While there is the off chance that one or both of those guys make the case to stay in Raleigh, it seems clear that both the club and the players would benefit from a start with the Checkers.
Look for Wallmark to make a strong case for the fourth-line center role, one for which he's building his resume right now. Currently back with the Checkers for their playoff run, Zykov will almost certainly be in the mix with McGinn, Di Giuseppe, and whomever of Nordstrom and/or Stempniak that isn't selected by Vegas. Frankly, from an offensive perspective, Zykov has more upside than either player.
Does Lightning Strike Twice on the Blue ine?
So who else represents the next man up? Last season’s back-end offensive revelation, Trevor Carrick, missed nearly 20 games earlier in the season and is just now rounding into form. Also coming off injury, last season’s #13 pick, Jake Bean, is putting up points at a higher rate than at any time in his career. But he’s still got a good bit of development to go.

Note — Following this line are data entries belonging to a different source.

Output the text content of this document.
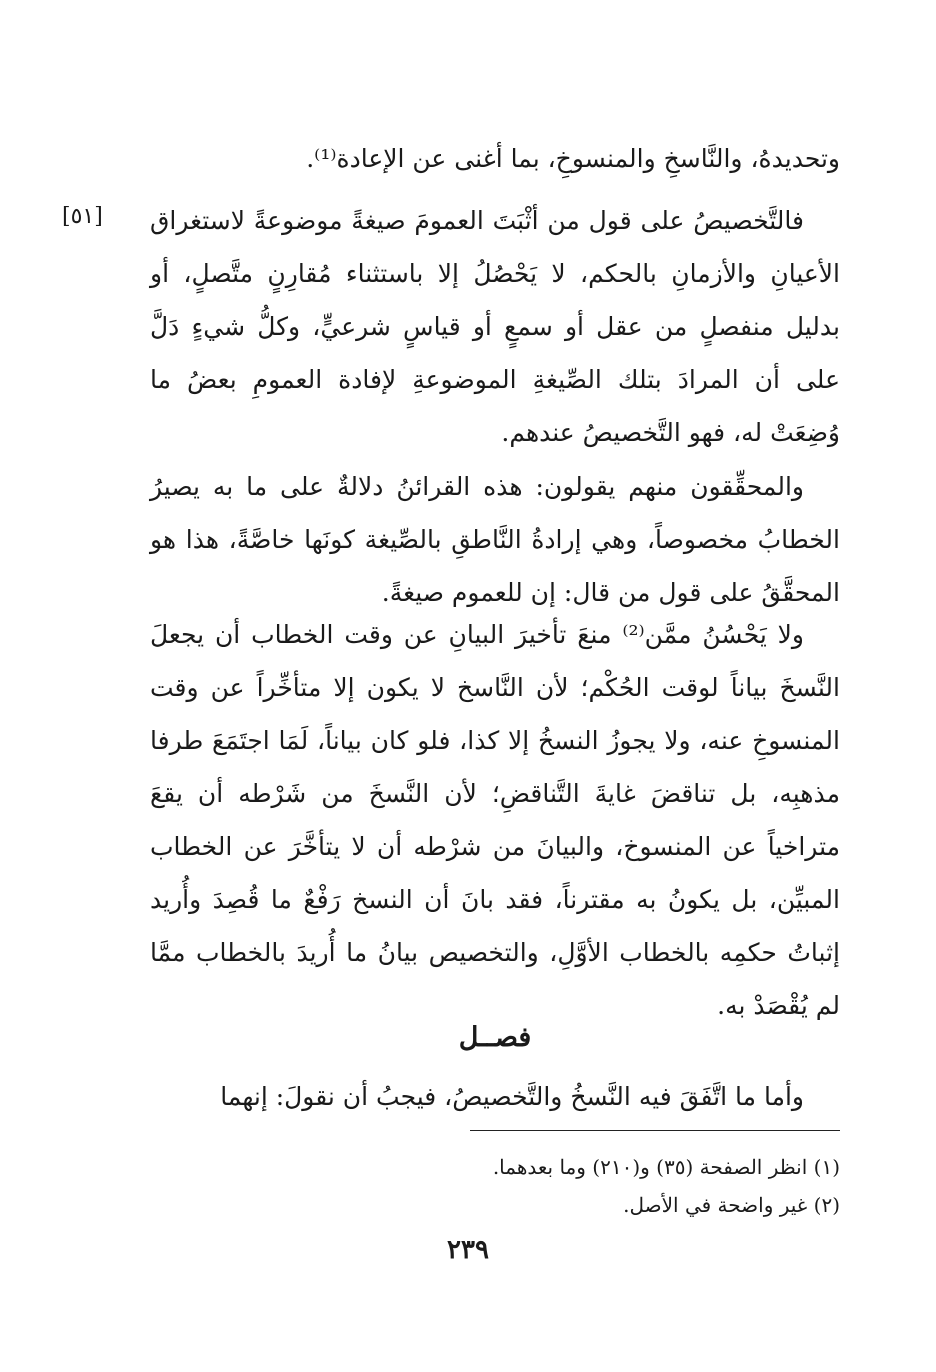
[٥١]
وتحديدهُ، والنَّاسخِ والمنسوخِ، بما أغنى عن الإعادة⁽¹⁾.
فالتَّخصيصُ على قول من أثْبَتَ العمومَ صيغةً موضوعةً لاستغراق الأعيانِ والأزمانِ بالحكم، لا يَحْصُلُ إلا باستثناء مُقارِنٍ متَّصلٍ، أو بدليل منفصلٍ من عقل أو سمعٍ أو قياسٍ شرعيٍّ، وكلُّ شيءٍ دَلَّ على أن المرادَ بتلك الصِّيغةِ الموضوعةِ لإفادة العمومِ بعضُ ما وُضِعَتْ له، فهو التَّخصيصُ عندهم.
والمحقِّقون منهم يقولون: هذه القرائنُ دلالةٌ على ما به يصيرُ الخطابُ مخصوصاً، وهي إرادةُ النَّاطقِ بالصِّيغة كونَها خاصَّةً، هذا هو المحقَّقُ على قول من قال: إن للعموم صيغةً.
ولا يَحْسُنُ ممَّن⁽²⁾ منعَ تأخيرَ البيانِ عن وقت الخطاب أن يجعلَ النَّسخَ بياناً لوقت الحُكْم؛ لأن النَّاسخ لا يكون إلا متأخِّراً عن وقت المنسوخِ عنه، ولا يجوزُ النسخُ إلا كذا، فلو كان بياناً، لَمَا اجتَمَعَ طرفا مذهبِه، بل تناقضَ غايةَ التَّناقضِ؛ لأن النَّسخَ من شَرْطه أن يقعَ متراخياً عن المنسوخ، والبيانَ من شرْطه أن لا يتأخَّرَ عن الخطاب المبيِّن، بل يكونُ به مقترناً، فقد بانَ أن النسخ رَفْعٌ ما قُصِدَ وأُريد إثباتُ حكمِه بالخطاب الأوَّلِ، والتخصيص بيانُ ما أُريدَ بالخطاب ممَّا لم يُقْصَدْ به.
فصــل
وأما ما اتَّفَقَ فيه النَّسخُ والتَّخصيصُ، فيجبُ أن نقولَ: إنهما
(١) انظر الصفحة (٣٥) و(٢١٠) وما بعدهما.
(٢) غير واضحة في الأصل.
٢٣٩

Which brings us back to Fleury, who is showing what the scouts seemed to have seen talent-wise, leading the Checkers in plus/minus (yes, we all know the relative value, or lack thereof, of this statistic). While he was injured for seven games early in the season, Charlotte was somewhat adrift defensively. He’s been a stabilizing force since his return.
Roland McKeown has been characterized as “on track”, “playing really well”, and “solid”. Still, his AHL season could also be characterized as unremarkable. Other than Fleury, none of the other defensemen in Charlotte have really shown enough to make a strong case for themselves. Look to Fleury as the lone serious contender in Charlotte for a bottom pairing role next season.
What about some of the other “wunderkinds”? The three other guys to keep an eye on are Warren Foegele, currently playing lights out for the Erie Otters; Janne Kuokkanen, fresh off his brand new entry-level contract; and newly-signed Checker Aleksi Saarela. Foegele and Kuokkanen still need to get used to the speed of the professional game, and Saarela will also need to acclimate to the smaller surface - although the fact that he scored in his first AHL game does say something.
In the end, look for a conservative play by the Hurricanes. They will likely secure a “nice” offensive player via trade, nobody spectacular but a solid contributor. They will promote a player or two from Charlotte. This will ameliorate the need for forcing more of the youngsters into the NHL too quickly. Wallmark and Fleury remain the best bets to break camp with the big club, and Zykov likely has an outside shot. Without a doubt, the rest of the youngsters will be adhering to that old adage, “...you can’t keep a good man down”. They will be hoping that the Canes won't keep them down for too long. That kind of depth is the type of problem consistent playoff teams have.